Live long and prosper, baby.

Anonymous said...

PON FARR!!

Did you buy a bottle?

I have never eaten mulberries. We have wild blackberry bushes growing all over the farm, along various fencerows, and the berries will be ripe about the 2nd or 3rd week of July. So then the kids and I will go and pick and dodge bees and wasps and thorns, and get blackberry stains all over our clothes... Yum.

ScentScelf said...

Musette,

BWA HA HA HA!!!! OMG, I have been schooled. You are so right! Good thing I never pretended to have a full Trekkie license. But, yes, I do plead the hair, which you are quite right, was pretty much this or that Nurse Chapel bob. Okay, not just the hair, but also that music, which was like some space disco interpretation of a Barry White experience...

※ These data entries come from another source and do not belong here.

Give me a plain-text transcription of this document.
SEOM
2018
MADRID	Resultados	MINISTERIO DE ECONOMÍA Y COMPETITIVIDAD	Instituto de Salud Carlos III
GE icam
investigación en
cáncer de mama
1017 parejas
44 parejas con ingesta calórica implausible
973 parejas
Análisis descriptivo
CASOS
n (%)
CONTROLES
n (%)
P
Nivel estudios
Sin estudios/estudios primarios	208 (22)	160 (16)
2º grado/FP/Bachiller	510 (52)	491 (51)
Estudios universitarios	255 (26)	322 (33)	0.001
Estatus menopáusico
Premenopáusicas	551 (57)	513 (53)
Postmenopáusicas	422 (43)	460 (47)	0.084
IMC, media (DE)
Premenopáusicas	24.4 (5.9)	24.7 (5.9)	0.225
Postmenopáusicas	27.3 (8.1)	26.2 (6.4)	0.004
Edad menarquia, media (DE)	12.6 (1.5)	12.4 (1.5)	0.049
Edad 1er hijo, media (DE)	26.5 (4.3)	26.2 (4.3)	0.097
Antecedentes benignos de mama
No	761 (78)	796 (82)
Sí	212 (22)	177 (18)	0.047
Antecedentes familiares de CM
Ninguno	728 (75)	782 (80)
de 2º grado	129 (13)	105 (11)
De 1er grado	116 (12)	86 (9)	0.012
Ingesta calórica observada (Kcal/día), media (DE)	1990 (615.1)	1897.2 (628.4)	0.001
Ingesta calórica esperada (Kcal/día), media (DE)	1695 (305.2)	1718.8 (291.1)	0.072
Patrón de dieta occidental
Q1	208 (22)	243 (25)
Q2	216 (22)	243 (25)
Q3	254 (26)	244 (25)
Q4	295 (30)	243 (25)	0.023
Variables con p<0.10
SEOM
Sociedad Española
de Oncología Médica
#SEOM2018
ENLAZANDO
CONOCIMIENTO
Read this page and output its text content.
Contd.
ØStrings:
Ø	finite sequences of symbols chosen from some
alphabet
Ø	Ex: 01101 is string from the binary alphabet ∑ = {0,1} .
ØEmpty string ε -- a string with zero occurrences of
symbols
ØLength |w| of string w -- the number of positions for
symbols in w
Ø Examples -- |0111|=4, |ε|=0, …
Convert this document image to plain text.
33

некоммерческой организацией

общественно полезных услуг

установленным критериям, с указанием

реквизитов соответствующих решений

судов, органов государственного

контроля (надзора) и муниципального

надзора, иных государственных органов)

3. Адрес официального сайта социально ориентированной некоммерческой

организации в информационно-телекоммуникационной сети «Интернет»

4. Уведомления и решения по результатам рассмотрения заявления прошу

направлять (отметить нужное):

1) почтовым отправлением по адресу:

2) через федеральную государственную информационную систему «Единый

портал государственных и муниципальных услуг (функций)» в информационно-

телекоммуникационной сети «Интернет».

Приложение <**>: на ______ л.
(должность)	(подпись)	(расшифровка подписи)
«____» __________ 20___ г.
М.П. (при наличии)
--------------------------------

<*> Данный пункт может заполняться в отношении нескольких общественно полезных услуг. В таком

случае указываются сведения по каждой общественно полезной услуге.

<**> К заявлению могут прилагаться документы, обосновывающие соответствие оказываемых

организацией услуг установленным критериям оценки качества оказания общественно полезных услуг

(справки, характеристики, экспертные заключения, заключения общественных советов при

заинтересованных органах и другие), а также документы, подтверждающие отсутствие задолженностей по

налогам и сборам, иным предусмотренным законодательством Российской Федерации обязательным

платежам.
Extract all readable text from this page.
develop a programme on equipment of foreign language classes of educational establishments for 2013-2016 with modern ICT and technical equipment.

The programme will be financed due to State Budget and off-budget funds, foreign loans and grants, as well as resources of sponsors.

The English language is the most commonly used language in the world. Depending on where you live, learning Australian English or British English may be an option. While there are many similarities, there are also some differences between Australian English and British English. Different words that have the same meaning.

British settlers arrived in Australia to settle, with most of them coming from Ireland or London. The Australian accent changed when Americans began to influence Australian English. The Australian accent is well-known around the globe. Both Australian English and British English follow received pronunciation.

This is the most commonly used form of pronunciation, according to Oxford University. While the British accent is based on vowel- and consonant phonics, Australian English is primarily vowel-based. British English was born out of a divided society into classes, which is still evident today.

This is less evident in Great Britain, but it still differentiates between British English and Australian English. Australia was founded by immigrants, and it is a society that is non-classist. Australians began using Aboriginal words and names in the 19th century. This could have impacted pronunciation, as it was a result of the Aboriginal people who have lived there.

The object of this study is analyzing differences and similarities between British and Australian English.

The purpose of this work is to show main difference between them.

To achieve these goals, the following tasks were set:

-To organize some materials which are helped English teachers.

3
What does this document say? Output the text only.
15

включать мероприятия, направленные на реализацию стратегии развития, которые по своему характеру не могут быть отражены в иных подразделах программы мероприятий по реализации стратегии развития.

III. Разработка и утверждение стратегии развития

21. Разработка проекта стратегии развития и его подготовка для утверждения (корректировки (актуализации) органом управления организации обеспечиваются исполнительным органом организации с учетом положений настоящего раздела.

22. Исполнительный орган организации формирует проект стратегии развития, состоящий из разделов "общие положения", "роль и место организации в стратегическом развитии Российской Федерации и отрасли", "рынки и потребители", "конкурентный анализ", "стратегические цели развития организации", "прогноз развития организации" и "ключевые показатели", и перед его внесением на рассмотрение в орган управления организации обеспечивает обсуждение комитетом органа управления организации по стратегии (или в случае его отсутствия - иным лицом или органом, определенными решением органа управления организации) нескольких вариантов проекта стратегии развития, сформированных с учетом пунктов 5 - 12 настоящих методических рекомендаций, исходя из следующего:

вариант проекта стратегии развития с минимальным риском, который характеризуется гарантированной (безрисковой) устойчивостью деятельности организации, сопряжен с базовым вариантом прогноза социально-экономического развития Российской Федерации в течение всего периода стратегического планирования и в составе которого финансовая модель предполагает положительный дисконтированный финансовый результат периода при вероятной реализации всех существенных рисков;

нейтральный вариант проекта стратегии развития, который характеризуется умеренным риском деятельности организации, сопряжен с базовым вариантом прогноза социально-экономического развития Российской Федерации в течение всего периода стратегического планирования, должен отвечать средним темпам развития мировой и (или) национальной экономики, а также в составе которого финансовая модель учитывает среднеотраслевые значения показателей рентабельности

So, you're saying the interracial line was one Roddenberry would cross, but not the woman of multiple paramours one? ;)

Yes, goodness; now that I remember Spock's wife, I am frightened all over again.

ScentScelf said...

Muse,

I have not bought a bottle. Perhaps some sort of 7-madness, a Perfume Itch, if you will, will strike me, at which point I will desperately seek a bottle or die.

Oh....oh oh oh....wild blackberries. It has been a while since I knew where to find a pocket of those. You are so right...bees and wasps and heat and pickers and stains and...yum. :)

Vanessa said...

The intergalactic backdrop to the Pon Farr video is mulberry coloured!!

Not forgetting the great handbags of that name...Suitably slubby/knobbly like the fruit.

ScentScelf said...

Quite right! Though I blame you for subjecting me to that music again, since I went back to get hep to the hue.

Ah, the Mulberrys. Again, quite right! I'm surprised Musette there, who has confessed to naming her bags in print, didn't bring that up. No doubt she was overly distressed by my Pon Farr faux pas.